Rick Kennett has also written a parody of "The Whistling Room" called "The Sniffling Room", published in The Goblin Muse, April 2000. In this brief story, rather than receiving an invitation and then eagerly attending Carnacki's storytelling evenings, the attending gentlemen are instead kidnapped, dragged to Carnacki's home, and forced to listen against their will to a tale told by a man they consider to be a raving lunatic.
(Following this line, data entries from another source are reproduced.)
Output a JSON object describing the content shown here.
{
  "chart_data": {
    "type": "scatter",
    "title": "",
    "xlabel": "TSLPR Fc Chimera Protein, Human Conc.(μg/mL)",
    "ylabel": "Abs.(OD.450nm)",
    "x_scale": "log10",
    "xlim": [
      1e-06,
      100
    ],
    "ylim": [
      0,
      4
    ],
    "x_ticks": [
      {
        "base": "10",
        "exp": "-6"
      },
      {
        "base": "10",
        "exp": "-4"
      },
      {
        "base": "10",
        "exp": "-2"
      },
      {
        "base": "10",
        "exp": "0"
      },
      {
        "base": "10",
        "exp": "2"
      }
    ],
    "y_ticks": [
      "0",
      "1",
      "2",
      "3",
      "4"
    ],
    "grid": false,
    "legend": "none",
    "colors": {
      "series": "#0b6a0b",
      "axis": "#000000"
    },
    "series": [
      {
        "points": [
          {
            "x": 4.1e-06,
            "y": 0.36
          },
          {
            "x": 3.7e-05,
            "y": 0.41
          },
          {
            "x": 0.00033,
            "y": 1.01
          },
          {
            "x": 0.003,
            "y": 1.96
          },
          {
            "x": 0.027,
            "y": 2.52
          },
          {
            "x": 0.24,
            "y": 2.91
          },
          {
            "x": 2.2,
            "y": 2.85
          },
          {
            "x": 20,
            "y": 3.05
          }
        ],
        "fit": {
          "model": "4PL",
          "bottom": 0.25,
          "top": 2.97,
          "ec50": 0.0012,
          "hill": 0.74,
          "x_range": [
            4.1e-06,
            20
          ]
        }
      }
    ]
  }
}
It thus mocks primarily the common framework of the Carnacki stories, rather than Carnacki's actual investigation.

The French writer Gérard Dôle has published a volume of parodies of Carnacki, in which he encounters the likes of Sherlock Holmes and Sâr Dubnotal while two other French writers, Fabrice Colin and André-François Ruaud have given to Thomas Carnacki a nephew, William Carnacki, reporting to his uncle the life in a parallel world where most monsters do exist (children book Le Livre des monstres—Chroniques du monde noir, 2008).

Anton LaVey, founder and High Priest of the Church of Satan, named his son "Satan Xerxes Carnacki LaVey".

===The Adventure of the Haunted Library===

August Derleth, whose Arkham House publishing firm issued the first American (and first expanded edition) of Carnacki, the Ghost-Finder, pays affectionate tribute to the character in one of his Solar Pons stories. While Carnacki does not actually appear in the story, it is mentioned several times in "The Adventure of the Haunted Library" (which appears in The Casebook of Solar Pons (1965)) that Carnacki was called in to investigate the case, but having been unable to solve it, thereafter referred it to Solar Pons.